2) Be Flexible. There is a tendency among the business press to assume that everyone working globally never sleeps and has a Blackberry glued to their hand. In my experience, the only time this happens if the project degenerates into constantly fighting fires. The more important aspect is to establish a disciplined schedule, creating a flow everyone can get used to. Stand-up calls, daily status postings (WeDoist is great for that) that happen no matter what make life predictable for everyone. BUT, inevitably the need to “be flexible” will come up. Be ready for that.
On a startup level, being flexible involves many other small things like buying one way instead of round-trip air tickets (your dates will change), taking a short-term let instead of signing a lease, and keeping your team as lean as possible to maintain that flexibility.

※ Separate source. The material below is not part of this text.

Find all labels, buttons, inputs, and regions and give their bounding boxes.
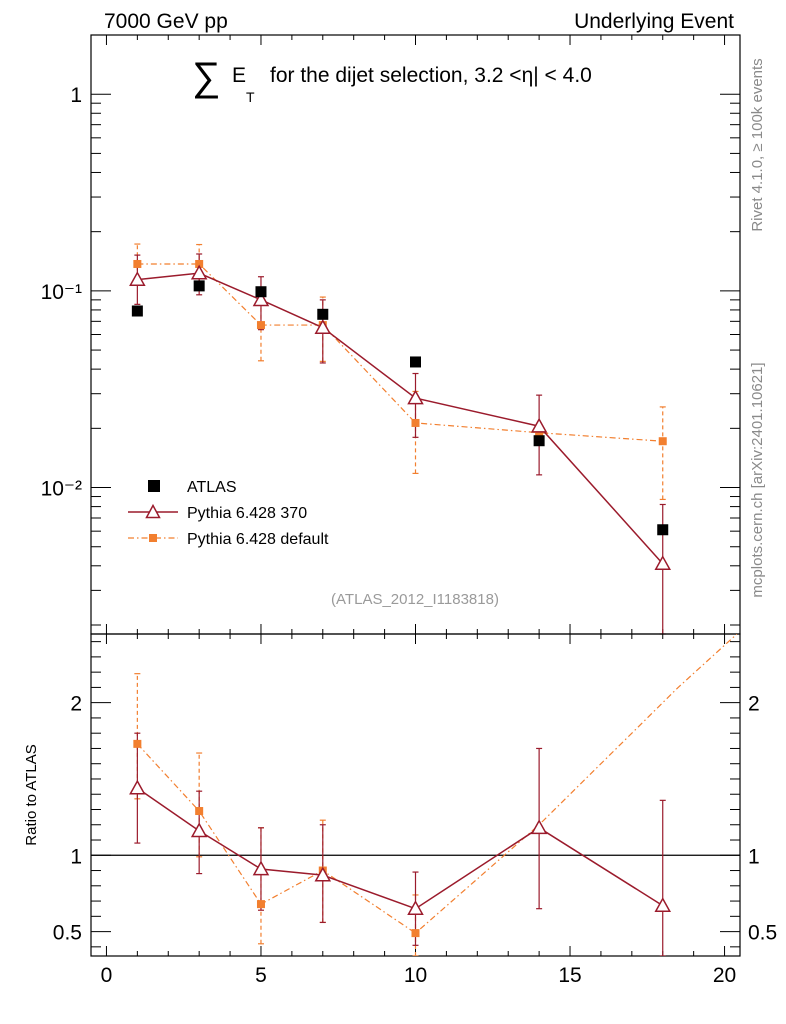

3) Still talk to your customers. This has probably been the most challenging aspect of doing a global startup. As my main customer is English speaking, getting feedback while in Chile vs SF has been hard. Basically, this means I need to work harder to talk to customers while in the states. Also, talking to anyone through Skype has been surprisingly good at getting qualitative insights. Usability testing has mostly been through my peers here in Chile. Still, this hasn’t been detrimental, but it has taken a good deal of effort.
Startup Chile has great parties as well (again, just like B-school), and as always, I have trouble answering the question “where are you from.” At this point, the fact that I’m not “from” anywhere is almost set in stone, and I’m sure this has helped me work on PingPigeon from different parts of the globe. There is so much opportunity everywhere, and all it takes is a bit more effort to run a global startup.